Sage reached around him to release the emergency stop button. “As I told you, that’s not a problem. I don’t expect anything from you. You can carry on living your life as you always have.”
“You can’t do this on your own!” he said and for the first time ever Sage saw Tyce a little unhinged. He banged his fist against the stop button to prevent it from going any farther and the car’s shudder reverberated through her.
“I am young, healthy, have huge family support and ample resources to hire the help I need to raise this child,” Sage told him, pushing a finger into his chest. “I don’t need anything from you.”
A little support would be nice, a kind word, but wishing for either was futile. Tyce wasn’t the kind, supportive type. Hot and hard, amazing, fantastic sex? Yes. Warm and reassuring? No. She’d only told him because he had the right to know and not because she expected anything from him. She didn’t want anything from him...or from any other man.
She was fine, safe, on her own.
“Miss Ballantyne?” Sage jumped at the disembodied voice coming from a speaker above her head. “Is everything alright in there?”
She nodded at the camera in the top corner of the elevator. “Everything is fine, thank you. We’re just having a chat.”
Chat? They were having a life-changing conversation. There was nothing chatty about it.
“Okay then.” The voice sounded dubious. “Um? Do you think you could, um, chat somewhere else? There are people waiting for the elevator.”
Sage nodded, walked to stand between Tyce and the light panel and pushed the emergency stop again. She pulled in a large breath and turned to face Tyce, who was staring down at the mulberry-colored carpet. “Tyce.”
He didn’t lift his head, so Sage called his name again. He eventually looked at her with those intensely dark, pain-filled eyes.
“I’m letting you off the hook. Look, I’m presuming that your statement from three years ago—when you told me that you don’t do commitment—still holds?”
“Yeah.” It was a small word but a powerful response.
Sage nodded. “I’m very okay with that—I’m not looking for someone to nest with me. Take my offer to walk away. This child will be raised a Ballantyne. No one will ever have to know that he, or she, is yours. I’m giving you permission to forget about this conversation.”
Something flashed in Tyce’s eyes and Sage frowned, not sure what she’d seen. Before she could say any more, the doors to the elevator opened and they faced a bank of people waiting for the tardy lift. Sage pulled on her practiced, cool smile and stepped into the throng. She swiftly walked into the lobby and she nodded when the concierge asked her whether she wanted a taxi. Sage pulled on her coat and tried to ignore Tyce as he stepped up to walk beside her, a silent, brooding sexy mass of muscle.
She’d barely stepped onto the curb when a taxi pulled up and the doorman hurried to open the door. Sage climbed inside and sighed when Tyce crouched in the space between the open car door and her seat.
“We’re not done discussing this, Sage,” he said, his voice a low growl.
“We really are, Tyce.” Sage forced the words through her tight lips. “Don’t contact me again. We are over.”
“Yeah, you can think that,” Tyce said, standing up. “But you’d be wrong.”

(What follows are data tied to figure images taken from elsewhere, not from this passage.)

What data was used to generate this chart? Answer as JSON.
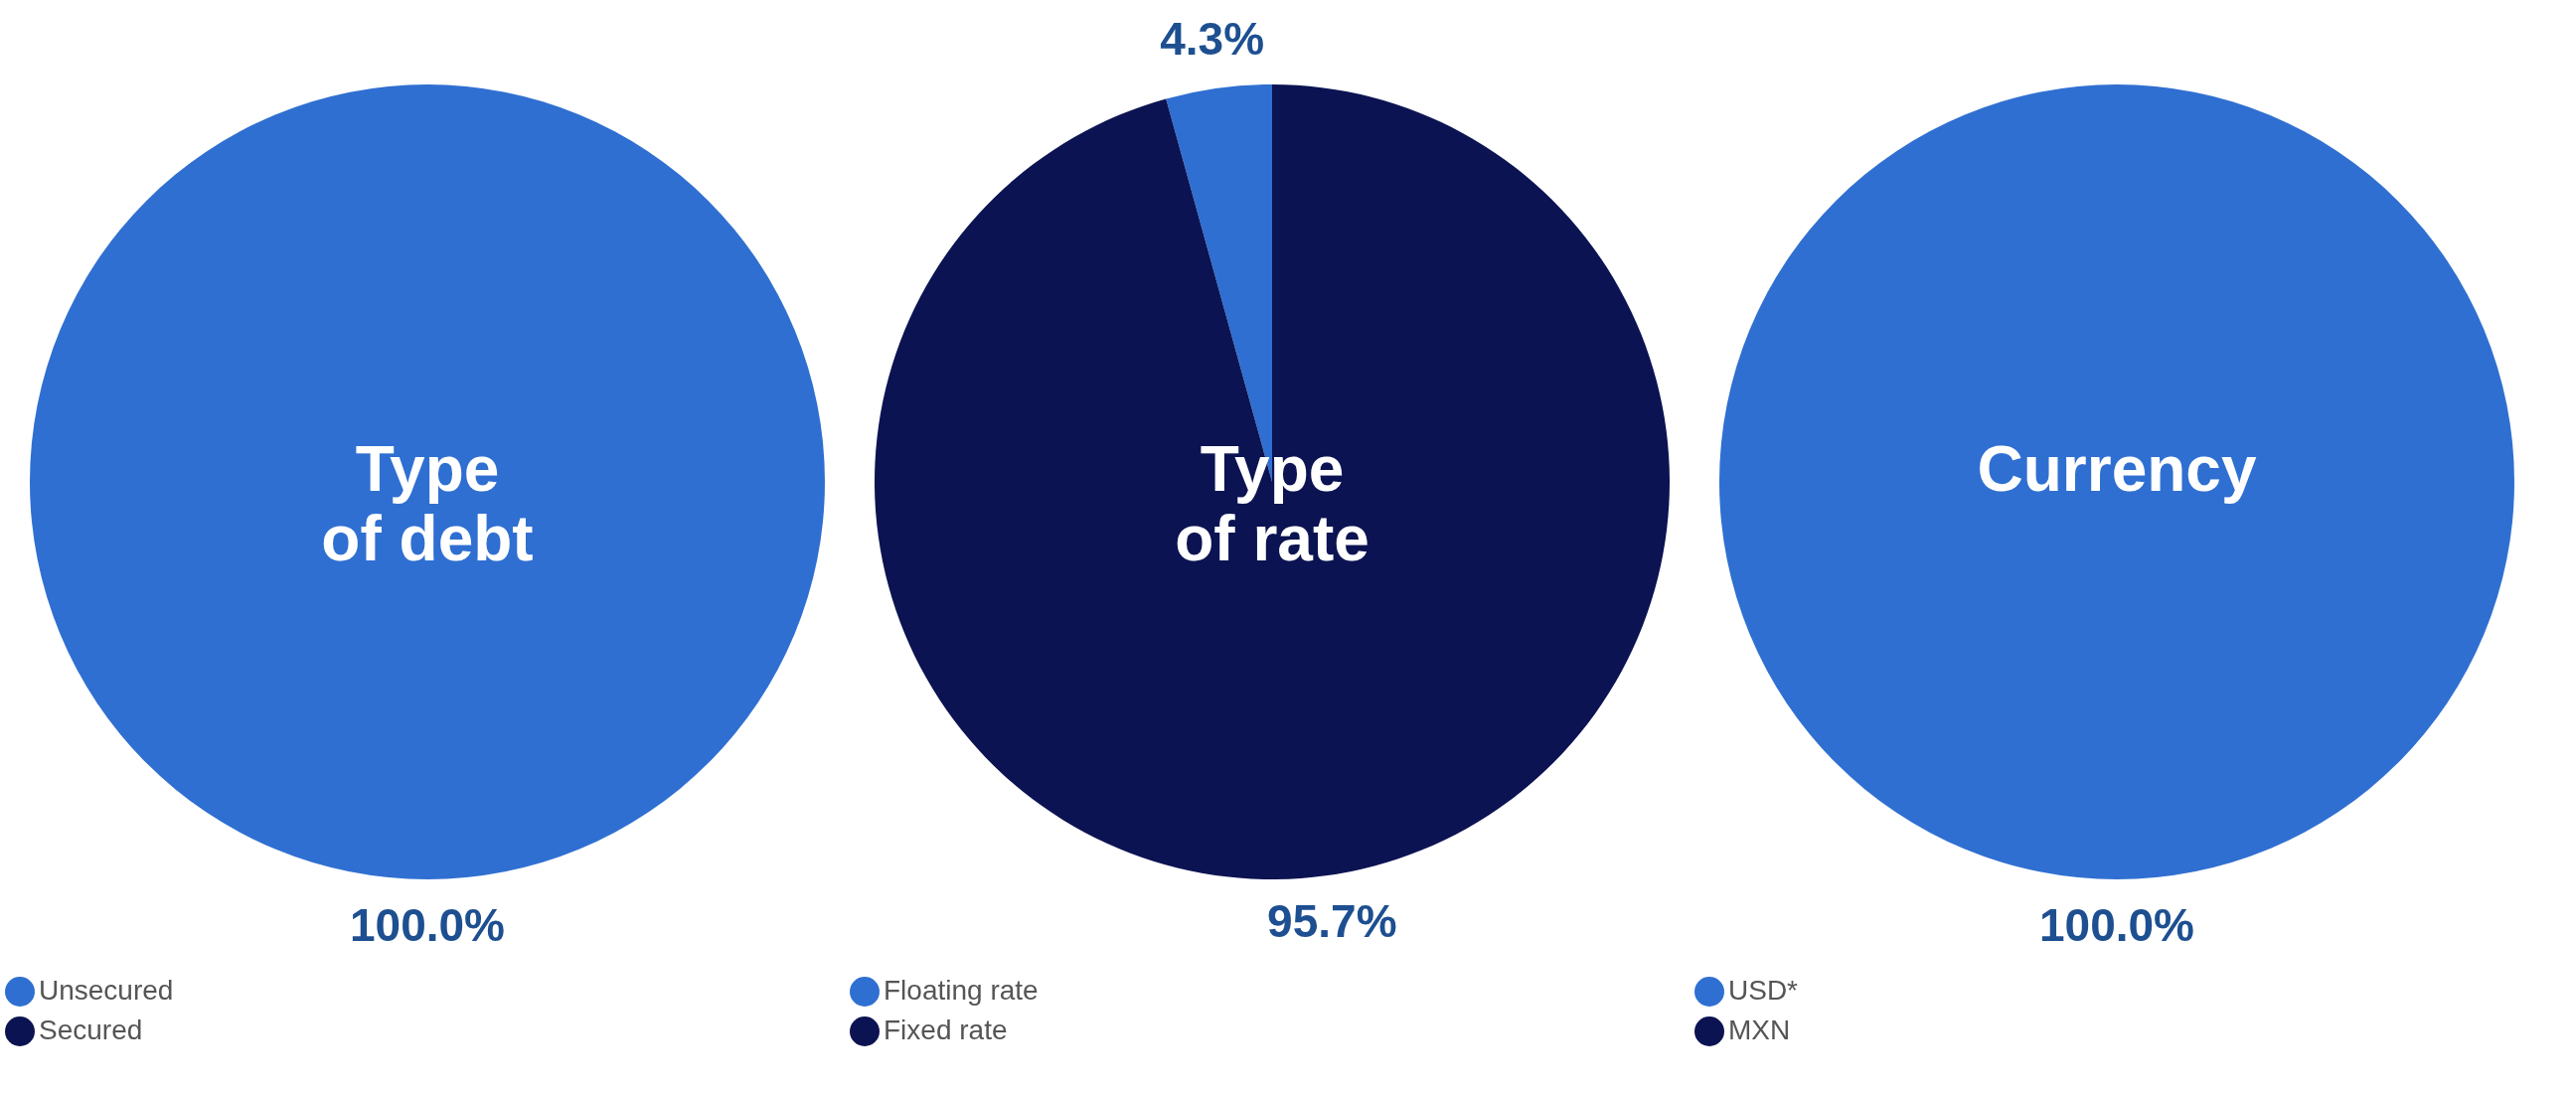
{
  "chart_data": [
    {
      "type": "pie",
      "title": "Type\nof debt",
      "categories": [
        "Unsecured",
        "Secured"
      ],
      "values": [
        100,
        0
      ],
      "colors": [
        "#2f6fd1",
        "#0b1352"
      ],
      "value_labels": [
        "100.0%",
        null
      ],
      "legend": "bottom"
    },
    {
      "type": "pie",
      "title": "Type\nof rate",
      "categories": [
        "Floating rate",
        "Fixed rate"
      ],
      "values": [
        4.3,
        95.7
      ],
      "colors": [
        "#2f6fd1",
        "#0b1352"
      ],
      "value_labels": [
        "4.3%",
        "95.7%"
      ],
      "legend": "bottom"
    },
    {
      "type": "pie",
      "title": "Currency",
      "categories": [
        "USD*",
        "MXN"
      ],
      "values": [
        100,
        0
      ],
      "colors": [
        "#2f6fd1",
        "#0b1352"
      ],
      "value_labels": [
        "100.0%",
        null
      ],
      "legend": "bottom"
    }
  ]
}
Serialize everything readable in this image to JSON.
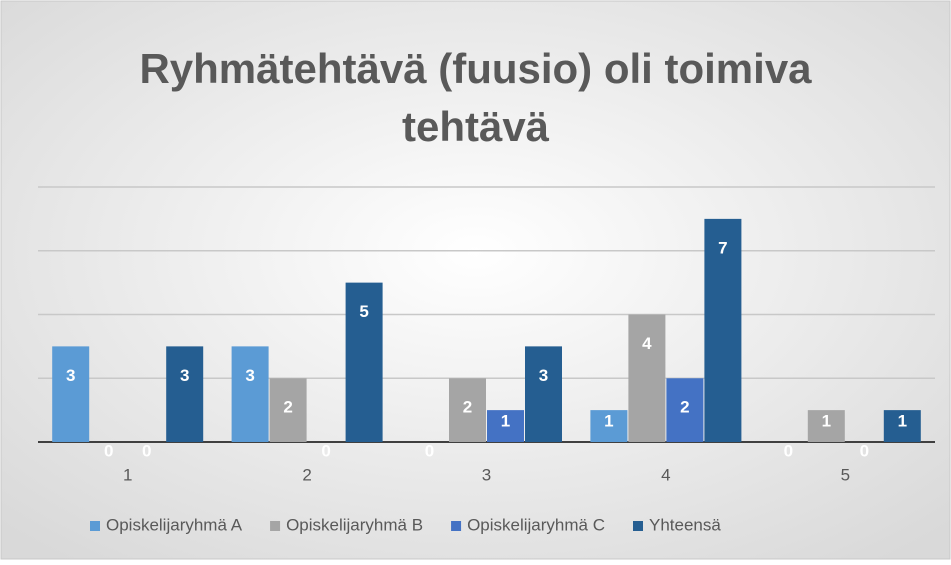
{
  "chart_data": {
    "type": "bar",
    "title": "Ryhmätehtävä (fuusio) oli toimiva tehtävä",
    "categories": [
      "1",
      "2",
      "3",
      "4",
      "5"
    ],
    "series": [
      {
        "name": "Opiskelijaryhmä A",
        "color": "#5b9bd5",
        "values": [
          3,
          3,
          0,
          1,
          0
        ]
      },
      {
        "name": "Opiskelijaryhmä B",
        "color": "#a5a5a5",
        "values": [
          0,
          2,
          2,
          4,
          1
        ]
      },
      {
        "name": "Opiskelijaryhmä C",
        "color": "#4472c4",
        "values": [
          0,
          0,
          1,
          2,
          0
        ]
      },
      {
        "name": "Yhteensä",
        "color": "#255e91",
        "values": [
          3,
          5,
          3,
          7,
          1
        ]
      }
    ],
    "ylim": [
      0,
      8
    ],
    "yticks": [
      0,
      2,
      4,
      6,
      8
    ],
    "grid": true,
    "legend": "bottom"
  }
}
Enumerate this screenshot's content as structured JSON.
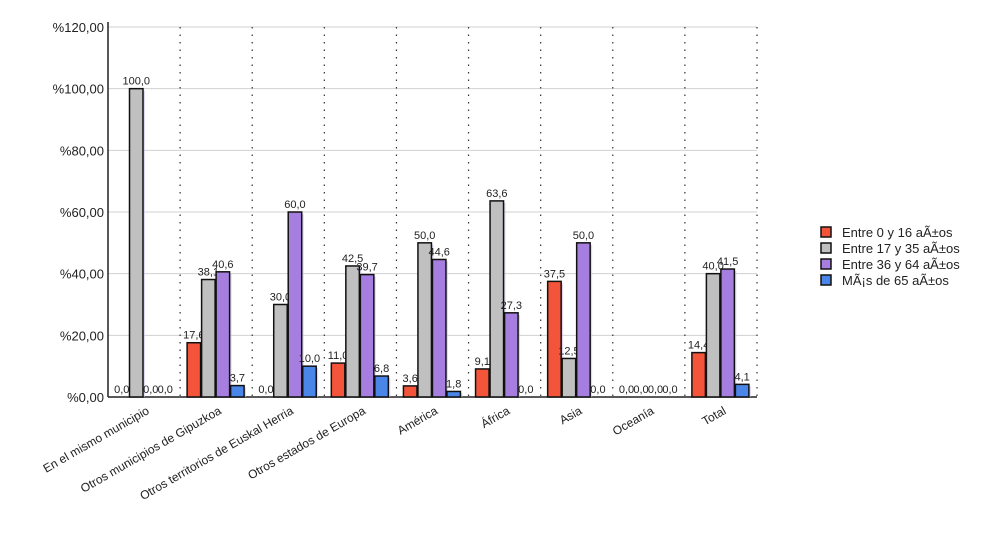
{
  "chart_data": {
    "type": "bar",
    "title": "",
    "xlabel": "",
    "ylabel": "",
    "ylim": [
      0,
      120
    ],
    "yticks": [
      "%0,00",
      "%20,00",
      "%40,00",
      "%60,00",
      "%80,00",
      "%100,00",
      "%120,00"
    ],
    "ytick_values": [
      0,
      20,
      40,
      60,
      80,
      100,
      120
    ],
    "grid": true,
    "legend_position": "right",
    "categories": [
      "En el mismo municipio",
      "Otros municipios de Gipuzkoa",
      "Otros territorios de Euskal Herria",
      "Otros estados de Europa",
      "América",
      "África",
      "Asia",
      "Oceanía",
      "Total"
    ],
    "series": [
      {
        "name": "Entre 0 y 16 aÃ±os",
        "color": "#f4553a",
        "values": [
          0,
          17.6,
          0,
          11.0,
          3.6,
          9.1,
          37.5,
          0,
          14.4
        ],
        "labels": [
          "0,0",
          "17,6",
          "0,0",
          "11,0",
          "3,6",
          "9,1",
          "37,5",
          "0,0",
          "14,4"
        ]
      },
      {
        "name": "Entre 17 y 35 aÃ±os",
        "color": "#c0c0c0",
        "values": [
          100,
          38.1,
          30,
          42.5,
          50,
          63.6,
          12.5,
          0,
          40.0
        ],
        "labels": [
          "100,0",
          "38,1",
          "30,0",
          "42,5",
          "50,0",
          "63,6",
          "12,5",
          "0,0",
          "40,0"
        ]
      },
      {
        "name": "Entre 36 y 64 aÃ±os",
        "color": "#a57ee0",
        "values": [
          0,
          40.6,
          60,
          39.7,
          44.6,
          27.3,
          50,
          0,
          41.5
        ],
        "labels": [
          "0,0",
          "40,6",
          "60,0",
          "39,7",
          "44,6",
          "27,3",
          "50,0",
          "0,0",
          "41,5"
        ]
      },
      {
        "name": "MÃ¡s de 65 aÃ±os",
        "color": "#4a86e8",
        "values": [
          0,
          3.7,
          10,
          6.8,
          1.8,
          0,
          0,
          0,
          4.1
        ],
        "labels": [
          "0,0",
          "3,7",
          "10,0",
          "6,8",
          "1,8",
          "0,0",
          "0,0",
          "0,0",
          "4,1"
        ]
      }
    ]
  }
}
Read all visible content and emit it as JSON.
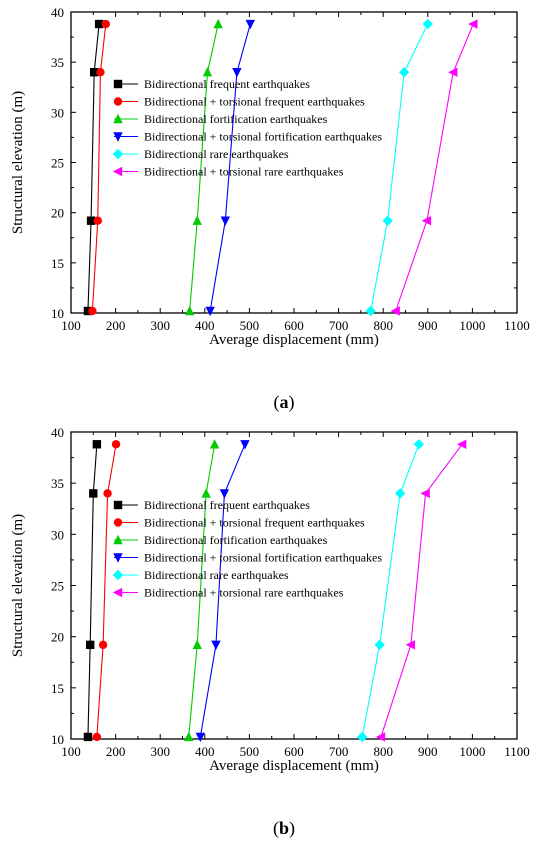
{
  "chart_data": [
    {
      "type": "line",
      "panel_label": "a",
      "xlabel": "Average displacement (mm)",
      "ylabel": "Structural elevation (m)",
      "xlim": [
        100,
        1100
      ],
      "ylim": [
        10,
        40
      ],
      "xticks": [
        100,
        200,
        300,
        400,
        500,
        600,
        700,
        800,
        900,
        1000,
        1100
      ],
      "yticks": [
        10,
        15,
        20,
        25,
        30,
        35,
        40
      ],
      "grid": false,
      "legend_position": "top-right",
      "series": [
        {
          "name": "Bidirectional frequent earthquakes",
          "color": "#000000",
          "marker": "square",
          "points": [
            [
              138,
              10.2
            ],
            [
              145,
              19.2
            ],
            [
              152,
              34.0
            ],
            [
              163,
              38.8
            ]
          ]
        },
        {
          "name": "Bidirectional + torsional frequent earthquakes",
          "color": "#ff0000",
          "marker": "circle",
          "points": [
            [
              148,
              10.2
            ],
            [
              160,
              19.2
            ],
            [
              166,
              34.0
            ],
            [
              178,
              38.8
            ]
          ]
        },
        {
          "name": "Bidirectional fortification earthquakes",
          "color": "#00cc00",
          "marker": "triangle-up",
          "points": [
            [
              366,
              10.2
            ],
            [
              383,
              19.2
            ],
            [
              406,
              34.0
            ],
            [
              430,
              38.8
            ]
          ]
        },
        {
          "name": "Bidirectional + torsional fortification earthquakes",
          "color": "#0000ff",
          "marker": "triangle-down",
          "points": [
            [
              412,
              10.2
            ],
            [
              446,
              19.2
            ],
            [
              472,
              34.0
            ],
            [
              502,
              38.8
            ]
          ]
        },
        {
          "name": "Bidirectional rare earthquakes",
          "color": "#00ffff",
          "marker": "diamond",
          "points": [
            [
              772,
              10.2
            ],
            [
              810,
              19.2
            ],
            [
              847,
              34.0
            ],
            [
              900,
              38.8
            ]
          ]
        },
        {
          "name": "Bidirectional + torsional rare earthquakes",
          "color": "#ff00ff",
          "marker": "triangle-left",
          "points": [
            [
              828,
              10.2
            ],
            [
              898,
              19.2
            ],
            [
              957,
              34.0
            ],
            [
              1002,
              38.8
            ]
          ]
        }
      ]
    },
    {
      "type": "line",
      "panel_label": "b",
      "xlabel": "Average displacement (mm)",
      "ylabel": "Structural elevation (m)",
      "xlim": [
        100,
        1100
      ],
      "ylim": [
        10,
        40
      ],
      "xticks": [
        100,
        200,
        300,
        400,
        500,
        600,
        700,
        800,
        900,
        1000,
        1100
      ],
      "yticks": [
        10,
        15,
        20,
        25,
        30,
        35,
        40
      ],
      "grid": false,
      "legend_position": "top-right",
      "series": [
        {
          "name": "Bidirectional frequent earthquakes",
          "color": "#000000",
          "marker": "square",
          "points": [
            [
              138,
              10.2
            ],
            [
              143,
              19.2
            ],
            [
              150,
              34.0
            ],
            [
              158,
              38.8
            ]
          ]
        },
        {
          "name": "Bidirectional + torsional frequent earthquakes",
          "color": "#ff0000",
          "marker": "circle",
          "points": [
            [
              158,
              10.2
            ],
            [
              172,
              19.2
            ],
            [
              182,
              34.0
            ],
            [
              201,
              38.8
            ]
          ]
        },
        {
          "name": "Bidirectional fortification earthquakes",
          "color": "#00cc00",
          "marker": "triangle-up",
          "points": [
            [
              364,
              10.2
            ],
            [
              383,
              19.2
            ],
            [
              403,
              34.0
            ],
            [
              422,
              38.8
            ]
          ]
        },
        {
          "name": "Bidirectional + torsional fortification earthquakes",
          "color": "#0000ff",
          "marker": "triangle-down",
          "points": [
            [
              390,
              10.2
            ],
            [
              425,
              19.2
            ],
            [
              444,
              34.0
            ],
            [
              490,
              38.8
            ]
          ]
        },
        {
          "name": "Bidirectional rare earthquakes",
          "color": "#00ffff",
          "marker": "diamond",
          "points": [
            [
              753,
              10.2
            ],
            [
              792,
              19.2
            ],
            [
              838,
              34.0
            ],
            [
              880,
              38.8
            ]
          ]
        },
        {
          "name": "Bidirectional + torsional rare earthquakes",
          "color": "#ff00ff",
          "marker": "triangle-left",
          "points": [
            [
              795,
              10.2
            ],
            [
              862,
              19.2
            ],
            [
              895,
              34.0
            ],
            [
              977,
              38.8
            ]
          ]
        }
      ]
    }
  ]
}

The slam of the taxi door was an exclamation point at the end of his sentence.
Three
In his converted warehouse in Brooklyn, Tyce stood at the massive windows that provided perfect light for his studio, his forearm resting on the glass. He’d been home an hour and he was grateful that he’d fought the impulse to follow Sage to her apartment. Instead of acting impetuously, he’d fought his way through the shock to slow his thoughts down, to think this situation through. He needed time to let the fact that he was going to be a dad sink in, to figure this out.
Tyce walked away from the window to the far wall, to a row of canvases that were stacked against the wall. Sitting cross-legged on the paint splattered floor, he reached for the most recent canvas, a portrait of Sage at her workbench, her brow furrowed in concentration, a pencil in her hand. He’d painted the portrait from a photo published in an arts magazine and it was, he admitted, as lifelike as the photo. Bending his knees, Tyce stared at the canvas, thinking that his child was growing her belly, that his DNA was joining with hers to create a new life.